Thursday, August 30, 2012

Sex Education: We've Got Learning to Do

By Amy Phillips Bursch, Media Relations Manager
My sex education was less than ideal. In sixth grade, they separated the boys from the girls and sent us into rooms where we watched grainy, out-of-date films explaining the reproductive system in the least interesting way possible. They also warned parents in advance. My mom decided to SHOW UP. AND COMMENT DURING THE Q&A SESSION. It was quite possibly the deepest humiliation a 12-year-old girl can endure. If I could have melted into a puddle and disappeared into the carpet, I would have. I remember nothing about the movie itself, shockingly.
A mural in Phoenix promotes abstinence. Teens say they want abstinence information, but they also want to learn about contraception. (cobalt123/Flickr)

Unfortunately, it seems that I'm not the only person who missed some vital information in sex ed class.

The National Campaign to Prevent Teen and Unplanned Pregnancy just released its new national survey on attitudes toward teen pregnancy, and unsurprisingly, kids have some learning to do:
  • 86% of teens age 15-19 say they know everything they need to know to avoid getting pregnant.
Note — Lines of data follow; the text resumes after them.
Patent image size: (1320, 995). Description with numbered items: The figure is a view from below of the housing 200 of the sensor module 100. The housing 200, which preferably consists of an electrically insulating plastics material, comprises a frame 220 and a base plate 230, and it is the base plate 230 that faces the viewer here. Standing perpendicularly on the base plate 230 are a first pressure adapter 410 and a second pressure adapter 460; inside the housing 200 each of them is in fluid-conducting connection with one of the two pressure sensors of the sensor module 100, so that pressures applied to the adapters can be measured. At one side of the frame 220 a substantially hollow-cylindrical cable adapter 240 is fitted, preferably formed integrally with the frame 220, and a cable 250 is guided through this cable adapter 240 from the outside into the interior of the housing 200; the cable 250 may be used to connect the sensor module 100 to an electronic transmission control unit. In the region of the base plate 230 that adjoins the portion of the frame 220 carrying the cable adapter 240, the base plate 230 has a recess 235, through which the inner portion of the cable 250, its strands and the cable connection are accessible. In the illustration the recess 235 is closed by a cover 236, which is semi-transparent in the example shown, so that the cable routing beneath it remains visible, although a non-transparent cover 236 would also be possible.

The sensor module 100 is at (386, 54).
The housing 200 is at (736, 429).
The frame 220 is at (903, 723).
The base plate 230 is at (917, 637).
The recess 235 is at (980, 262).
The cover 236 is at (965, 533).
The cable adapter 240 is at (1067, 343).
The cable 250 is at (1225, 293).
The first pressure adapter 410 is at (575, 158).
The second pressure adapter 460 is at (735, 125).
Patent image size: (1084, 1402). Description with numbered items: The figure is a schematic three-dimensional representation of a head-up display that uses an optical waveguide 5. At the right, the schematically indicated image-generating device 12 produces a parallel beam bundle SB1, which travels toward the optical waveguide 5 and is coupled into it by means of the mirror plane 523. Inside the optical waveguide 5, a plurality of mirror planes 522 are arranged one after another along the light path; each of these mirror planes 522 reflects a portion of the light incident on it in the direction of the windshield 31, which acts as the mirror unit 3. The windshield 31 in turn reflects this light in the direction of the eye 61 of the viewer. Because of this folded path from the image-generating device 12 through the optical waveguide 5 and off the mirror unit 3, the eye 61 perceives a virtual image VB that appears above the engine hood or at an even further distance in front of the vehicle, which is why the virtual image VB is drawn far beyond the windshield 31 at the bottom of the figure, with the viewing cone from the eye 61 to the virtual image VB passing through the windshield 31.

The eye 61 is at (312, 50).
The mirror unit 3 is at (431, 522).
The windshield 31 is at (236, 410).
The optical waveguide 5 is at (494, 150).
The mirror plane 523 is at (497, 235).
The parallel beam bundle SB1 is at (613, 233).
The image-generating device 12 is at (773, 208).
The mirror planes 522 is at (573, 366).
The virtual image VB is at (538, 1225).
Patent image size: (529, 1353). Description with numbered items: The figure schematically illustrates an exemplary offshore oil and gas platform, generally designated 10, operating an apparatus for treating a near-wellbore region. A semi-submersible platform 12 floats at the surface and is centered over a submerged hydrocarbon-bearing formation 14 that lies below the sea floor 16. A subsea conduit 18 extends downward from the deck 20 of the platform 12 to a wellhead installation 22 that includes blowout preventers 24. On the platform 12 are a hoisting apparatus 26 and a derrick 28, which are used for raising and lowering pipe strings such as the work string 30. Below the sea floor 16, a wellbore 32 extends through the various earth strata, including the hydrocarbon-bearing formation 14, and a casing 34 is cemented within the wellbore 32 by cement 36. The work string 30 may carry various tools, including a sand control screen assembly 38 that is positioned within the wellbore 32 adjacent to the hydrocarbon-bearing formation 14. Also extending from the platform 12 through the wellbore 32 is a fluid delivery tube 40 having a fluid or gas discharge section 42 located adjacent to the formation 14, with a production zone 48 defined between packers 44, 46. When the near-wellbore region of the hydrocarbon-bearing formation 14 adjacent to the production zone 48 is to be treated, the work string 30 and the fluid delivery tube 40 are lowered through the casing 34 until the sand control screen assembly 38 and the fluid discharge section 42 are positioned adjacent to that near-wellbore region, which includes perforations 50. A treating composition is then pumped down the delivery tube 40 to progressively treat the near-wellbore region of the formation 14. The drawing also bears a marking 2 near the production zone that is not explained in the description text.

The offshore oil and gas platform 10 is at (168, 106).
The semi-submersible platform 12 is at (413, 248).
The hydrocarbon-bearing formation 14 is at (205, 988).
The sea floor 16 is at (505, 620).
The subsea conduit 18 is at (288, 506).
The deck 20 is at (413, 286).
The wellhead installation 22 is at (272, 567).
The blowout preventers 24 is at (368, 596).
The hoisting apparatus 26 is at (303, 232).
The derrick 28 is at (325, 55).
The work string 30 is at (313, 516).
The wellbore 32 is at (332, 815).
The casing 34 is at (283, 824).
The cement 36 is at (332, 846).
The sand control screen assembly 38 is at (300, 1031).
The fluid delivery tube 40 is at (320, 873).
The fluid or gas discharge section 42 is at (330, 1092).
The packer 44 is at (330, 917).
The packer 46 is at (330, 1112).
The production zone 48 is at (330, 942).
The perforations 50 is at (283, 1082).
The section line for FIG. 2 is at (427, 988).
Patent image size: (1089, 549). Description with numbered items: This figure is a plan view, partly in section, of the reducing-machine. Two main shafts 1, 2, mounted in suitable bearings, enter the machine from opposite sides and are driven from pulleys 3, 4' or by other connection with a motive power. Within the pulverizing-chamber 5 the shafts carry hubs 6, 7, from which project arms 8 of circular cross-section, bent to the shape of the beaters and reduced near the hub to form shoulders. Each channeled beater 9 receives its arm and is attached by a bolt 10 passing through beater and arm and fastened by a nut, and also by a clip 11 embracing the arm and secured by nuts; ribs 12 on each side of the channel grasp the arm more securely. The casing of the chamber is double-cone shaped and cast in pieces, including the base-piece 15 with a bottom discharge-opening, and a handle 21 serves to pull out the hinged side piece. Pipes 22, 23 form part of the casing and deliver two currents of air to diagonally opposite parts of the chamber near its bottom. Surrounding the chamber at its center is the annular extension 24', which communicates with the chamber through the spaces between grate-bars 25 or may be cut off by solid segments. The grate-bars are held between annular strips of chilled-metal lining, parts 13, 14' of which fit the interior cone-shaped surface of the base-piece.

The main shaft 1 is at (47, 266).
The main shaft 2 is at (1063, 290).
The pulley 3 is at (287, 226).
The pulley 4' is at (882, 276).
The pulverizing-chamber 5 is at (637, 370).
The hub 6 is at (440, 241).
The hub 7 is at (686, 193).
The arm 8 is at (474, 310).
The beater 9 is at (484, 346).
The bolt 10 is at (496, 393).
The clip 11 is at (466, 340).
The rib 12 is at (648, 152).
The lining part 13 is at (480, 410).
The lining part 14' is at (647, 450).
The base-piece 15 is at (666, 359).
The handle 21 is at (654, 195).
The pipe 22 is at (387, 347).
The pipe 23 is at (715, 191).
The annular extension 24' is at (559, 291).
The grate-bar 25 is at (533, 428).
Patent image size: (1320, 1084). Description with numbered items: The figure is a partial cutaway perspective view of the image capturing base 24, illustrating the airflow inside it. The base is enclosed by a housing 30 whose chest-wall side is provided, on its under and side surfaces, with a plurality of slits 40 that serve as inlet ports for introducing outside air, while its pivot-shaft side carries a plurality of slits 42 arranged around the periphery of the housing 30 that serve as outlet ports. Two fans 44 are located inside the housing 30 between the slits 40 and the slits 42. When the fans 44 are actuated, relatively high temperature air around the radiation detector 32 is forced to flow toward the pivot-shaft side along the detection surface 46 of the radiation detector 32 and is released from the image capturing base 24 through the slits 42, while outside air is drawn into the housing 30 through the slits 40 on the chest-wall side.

But 47% of teens say they know “little or nothing” about condoms.
  • A whopping 72% of teens – including 87% of teenage boys – say they know little or nothing about birth control pills. Yikes.
  • 4 in 10 teens say using birth control doesn’t matter – if it’s your time to get pregnant, you’ll get pregnant anyway. Thanks, abstinence education!
  • 52% of teens say they rarely or have never talked with their parents about sex or relationships based on something they saw on television or in other popular media.
But don’t despair! It’s not all bad news!
  • 79% of adults say if their teens are having sex, they hope their kids talk to them so they can make sure they’re using appropriate contraception.
  • Most teens and adults agree: Students need more information about contraception AND abstinence – also known as comprehensive sex education – in order to avoid pregnancy.
  • 75% of adults and teens think politicians who oppose abortion should strongly support contraception. A-MEN. You listening to them, lawmakers?
So kids and parents want more and better information. And who could blame them? Avoiding teen pregnancy is super important if you want to keep your life on track. (97% of teen girls agree!)

But one word of advice for parents: DO NOT show up at your kids’ school during sex education class. They will never forgive you, and they’ll blog about it 25 years later. And who wants that?